Quinine is used for treating severe malaria. There are arguments for giving an initial high dose. We examined the evidence for and against this policy. To assess the clinical outcomes and adverse events of a high first (loading) dose regimen of quinine compared with a uniform (no loading) dose regimen in people with severe malaria. We searched the Cochrane Infectious Diseases Group's trials register (April 2004), CENTRAL (The Cochrane Library Issue 1, 2004), MEDLINE (1966 to April 2004), EMBASE (1974 to April 2004), LILACS (1982 to April 2004), and conference proceedings for relevant abstracts. We also contacted researchers working in the field and checked the reference lists of all studies. Randomized controlled trials comparing a high first (loading) dose of intravenous quinine with a uniform (no loading) dose of intravenous quinine in people with severe malaria. Two reviewers independently assessed the methodological quality of the trials and extracted data (including adverse event data).
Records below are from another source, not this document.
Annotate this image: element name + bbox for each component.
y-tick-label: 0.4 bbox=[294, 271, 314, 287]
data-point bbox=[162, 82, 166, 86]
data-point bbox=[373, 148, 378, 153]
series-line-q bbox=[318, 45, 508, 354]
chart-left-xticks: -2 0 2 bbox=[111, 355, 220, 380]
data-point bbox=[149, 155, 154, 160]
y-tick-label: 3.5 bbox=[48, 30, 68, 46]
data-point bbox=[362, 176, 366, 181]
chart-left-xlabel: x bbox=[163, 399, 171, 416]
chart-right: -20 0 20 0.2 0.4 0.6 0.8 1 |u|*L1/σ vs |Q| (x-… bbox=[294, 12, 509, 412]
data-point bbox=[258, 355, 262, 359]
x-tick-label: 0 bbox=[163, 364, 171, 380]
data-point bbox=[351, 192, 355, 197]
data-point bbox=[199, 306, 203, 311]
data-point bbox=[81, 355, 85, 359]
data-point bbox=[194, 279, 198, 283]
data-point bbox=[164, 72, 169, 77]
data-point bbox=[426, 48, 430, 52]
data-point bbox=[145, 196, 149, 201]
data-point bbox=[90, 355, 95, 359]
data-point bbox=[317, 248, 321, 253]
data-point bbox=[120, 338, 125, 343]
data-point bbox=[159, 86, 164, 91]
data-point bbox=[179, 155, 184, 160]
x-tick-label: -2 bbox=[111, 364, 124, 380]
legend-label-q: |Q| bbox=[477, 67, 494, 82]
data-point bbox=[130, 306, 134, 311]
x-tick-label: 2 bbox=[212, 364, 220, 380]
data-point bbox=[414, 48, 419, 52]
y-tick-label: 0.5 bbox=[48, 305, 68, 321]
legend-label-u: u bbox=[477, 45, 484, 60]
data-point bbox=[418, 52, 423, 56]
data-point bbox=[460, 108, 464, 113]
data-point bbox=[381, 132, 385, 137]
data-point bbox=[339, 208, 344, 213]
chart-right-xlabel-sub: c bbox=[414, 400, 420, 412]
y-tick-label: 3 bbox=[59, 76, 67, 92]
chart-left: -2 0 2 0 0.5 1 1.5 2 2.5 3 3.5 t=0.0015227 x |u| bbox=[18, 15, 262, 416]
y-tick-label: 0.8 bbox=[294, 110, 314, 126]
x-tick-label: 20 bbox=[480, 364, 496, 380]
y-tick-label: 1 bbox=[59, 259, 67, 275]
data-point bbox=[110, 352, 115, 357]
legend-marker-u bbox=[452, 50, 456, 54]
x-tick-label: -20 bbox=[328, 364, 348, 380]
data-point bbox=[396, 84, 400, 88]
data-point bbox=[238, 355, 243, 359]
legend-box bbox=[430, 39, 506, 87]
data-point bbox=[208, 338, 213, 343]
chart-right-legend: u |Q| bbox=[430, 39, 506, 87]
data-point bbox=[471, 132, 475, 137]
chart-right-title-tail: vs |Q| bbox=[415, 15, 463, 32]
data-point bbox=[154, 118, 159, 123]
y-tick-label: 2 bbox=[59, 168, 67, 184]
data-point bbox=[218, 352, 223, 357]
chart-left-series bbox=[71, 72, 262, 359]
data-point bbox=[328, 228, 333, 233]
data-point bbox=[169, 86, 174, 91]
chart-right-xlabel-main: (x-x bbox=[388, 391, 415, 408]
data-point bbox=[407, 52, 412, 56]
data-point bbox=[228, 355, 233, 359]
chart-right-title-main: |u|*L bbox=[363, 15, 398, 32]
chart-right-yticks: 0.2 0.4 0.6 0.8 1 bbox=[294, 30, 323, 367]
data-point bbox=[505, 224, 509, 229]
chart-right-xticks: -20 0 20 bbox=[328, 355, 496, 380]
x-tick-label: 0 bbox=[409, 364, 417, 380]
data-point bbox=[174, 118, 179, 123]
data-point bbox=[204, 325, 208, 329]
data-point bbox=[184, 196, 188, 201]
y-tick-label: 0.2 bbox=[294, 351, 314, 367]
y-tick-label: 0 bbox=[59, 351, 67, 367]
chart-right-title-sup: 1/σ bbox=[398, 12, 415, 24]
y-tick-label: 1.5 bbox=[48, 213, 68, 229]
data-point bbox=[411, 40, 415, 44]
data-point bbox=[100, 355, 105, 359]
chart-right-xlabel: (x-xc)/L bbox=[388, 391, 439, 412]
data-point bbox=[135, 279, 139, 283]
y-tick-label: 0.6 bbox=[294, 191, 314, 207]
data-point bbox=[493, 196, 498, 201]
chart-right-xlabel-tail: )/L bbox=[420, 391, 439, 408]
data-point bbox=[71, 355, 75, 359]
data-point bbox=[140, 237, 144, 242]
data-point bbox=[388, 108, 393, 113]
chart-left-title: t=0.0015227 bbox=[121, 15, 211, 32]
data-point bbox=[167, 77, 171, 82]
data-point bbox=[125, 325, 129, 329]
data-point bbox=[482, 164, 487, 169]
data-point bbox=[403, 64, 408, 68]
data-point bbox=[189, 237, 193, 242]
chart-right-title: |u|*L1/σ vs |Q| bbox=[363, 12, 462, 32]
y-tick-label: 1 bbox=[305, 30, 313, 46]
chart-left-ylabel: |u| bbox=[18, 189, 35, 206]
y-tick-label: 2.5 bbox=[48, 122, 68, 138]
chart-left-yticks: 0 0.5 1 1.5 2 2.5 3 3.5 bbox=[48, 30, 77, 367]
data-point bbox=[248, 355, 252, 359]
We used Review Manager 4.2 to analyse the data: relative risk (RR) for binary data and weighted mean difference (WMD) for continuous data with 95% confidence intervals (CI). We contacted study authors for additional information. Four trials (n = 144) met the inclusion criteria. Loading dose was associated with fewer deaths, but this was not statistically significant (RR 0.62, CI 0.19 to 2.04, 3 trials). Loading dose was associated with faster clearance of parasites (WMD -7.44 hours, CI -13.24 to -1.64 hours, 2 trials), resolution of fever (WMD -11.11 hours, CI -20.04 to -2.18 hours, 2 trials). No statistically significant difference was detected for recovery of consciousness, neurological sequelae, or convulsions, but the numbers were small. Quinine loading dose reduced fever clearance time and parasite clearance time. Data are insufficient to directly demonstrate an impact of loading dose on risk of death.